4 Steps to Better Greetings

It’s time every organisation holds people accountable for the condition of the data in your CRM and in the way we manage each and every record. Here are steps you can take to address how you greet your donors on an individual basis:

1. Run a report of all donor records in your CRM to diagnose the magnitude of the issue by searching for the examples I have named above.

2. Globally replace “Friend” with <First Name> or <Title> <Surname> depending on whether your organisation has a policy of informal or formal greetings. 

  • Perhaps you are lucky enough to own a CRM which is robust enough to accommodate both options.

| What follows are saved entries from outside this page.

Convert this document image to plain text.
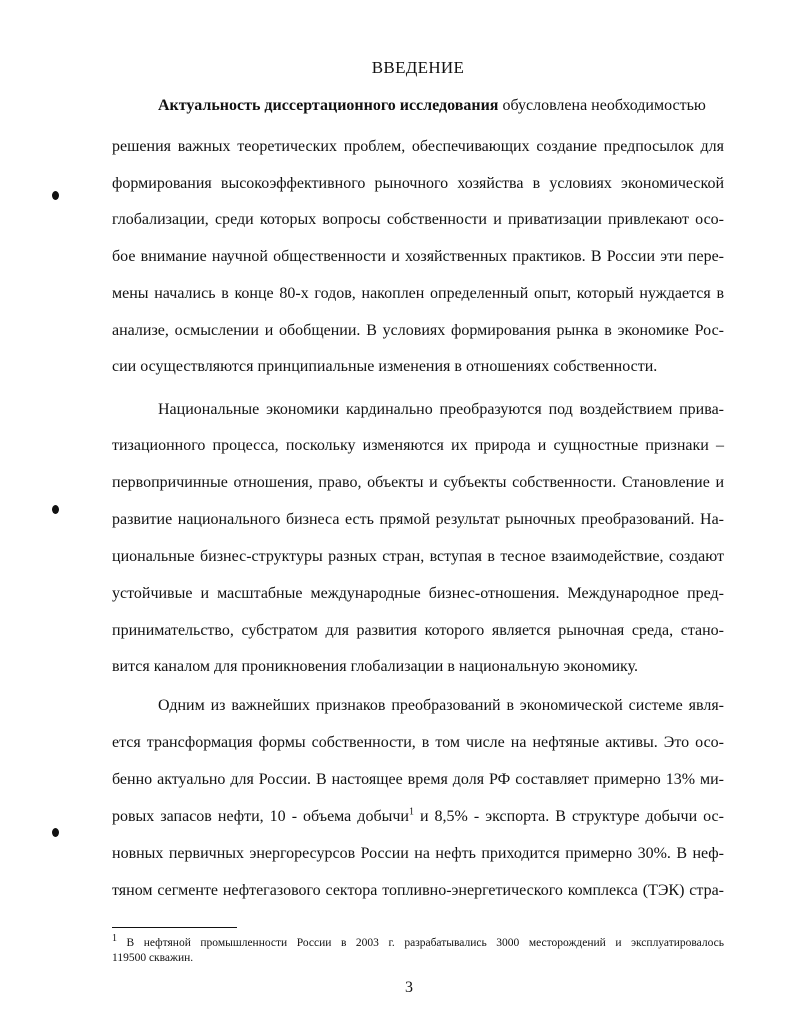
ВВЕДЕНИЕ
Актуальность диссертационного исследования обусловлена необходимостью
решения важных теоретических проблем, обеспечивающих создание предпосылок для
формирования высокоэффективного рыночного хозяйства в условиях экономической
глобализации, среди которых вопросы собственности и приватизации привлекают осо-
бое внимание научной общественности и хозяйственных практиков. В России эти пере-
мены начались в конце 80-х годов, накоплен определенный опыт, который нуждается в
анализе, осмыслении и обобщении. В условиях формирования рынка в экономике Рос-
сии осуществляются принципиальные изменения в отношениях собственности.
Национальные экономики кардинально преобразуются под воздействием прива-
тизационного процесса, поскольку изменяются их природа и сущностные признаки –
первопричинные отношения, право, объекты и субъекты собственности. Становление и
развитие национального бизнеса есть прямой результат рыночных преобразований. На-
циональные бизнес-структуры разных стран, вступая в тесное взаимодействие, создают
устойчивые и масштабные международные бизнес-отношения. Международное пред-
принимательство, субстратом для развития которого является рыночная среда, стано-
вится каналом для проникновения глобализации в национальную экономику.
Одним из важнейших признаков преобразований в экономической системе явля-
ется трансформация формы собственности, в том числе на нефтяные активы. Это осо-
бенно актуально для России. В настоящее время доля РФ составляет примерно 13% ми-
ровых запасов нефти, 10 - объема добычи$^1$ и 8,5% - экспорта. В структуре добычи ос-
новных первичных энергоресурсов России на нефть приходится примерно 30%. В неф-
тяном сегменте нефтегазового сектора топливно-энергетического комплекса (ТЭК) стра-
$^1$ В нефтяной промышленности России в 2003 г. разрабатывались 3000 месторождений и эксплуатировалось
119500 скважин.
3
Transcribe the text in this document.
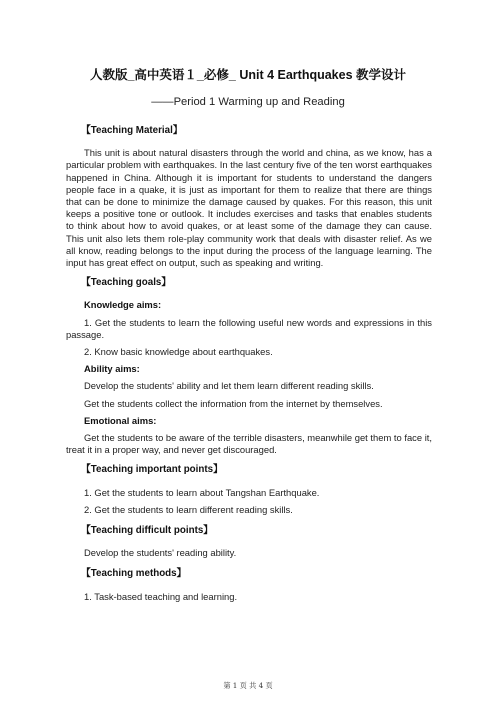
人教版_高中英语１_必修_ Unit 4 Earthquakes 教学设计
——Period 1 Warming up and Reading
【Teaching Material】

This unit is about natural disasters through the world and china, as we know, has a particular problem with earthquakes. In the last century five of the ten worst earthquakes happened in China. Although it is important for students to understand the dangers people face in a quake, it is just as important for them to realize that there are things that can be done to minimize the damage caused by quakes. For this reason, this unit keeps a positive tone or outlook. It includes exercises and tasks that enables students to think about how to avoid quakes, or at least some of the damage they can cause. This unit also lets them role-play community work that deals with disaster relief. As we all know, reading belongs to the input during the process of the language learning. The input has great effect on output, such as speaking and writing.

【Teaching goals】
Knowledge aims:

1. Get the students to learn the following useful new words and expressions in this passage.

2. Know basic knowledge about earthquakes.

Ability aims:

Develop the students' ability and let them learn different reading skills.

Get the students collect the information from the internet by themselves.

Emotional aims:

Get the students to be aware of the terrible disasters, meanwhile get them to face it, treat it in a proper way, and never get discouraged.

【Teaching important points】

1. Get the students to learn about Tangshan Earthquake.

2. Get the students to learn different reading skills.

【Teaching difficult points】

Develop the students' reading ability.

【Teaching methods】

1. Task-based teaching and learning.

第 1 页 共 4 页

3. Next, identify the records containing the other errors in the examples above, fixing them on a global basis and, where required, manually.

  • No record should lack a salutation.
  • Donors give their name when they make a contribution. Donors deserve to be greeted formally or informally.
  • No record should suggest your data management is “sloppy”, such as Dear <Surname> or Dear <First NameSurname>.

4. Train staff to make it a habit to establish records correctly and, thereafter, to edit and enhance every record when in possession of the record.

Make the New Year an opportunity to turn over a new leaf in CRM and data management and in supporter care. Start with the greetings you hold in your CRM for your supporters. What steps are you taking to ensure you do not turn off your donors because of a flawed salutation?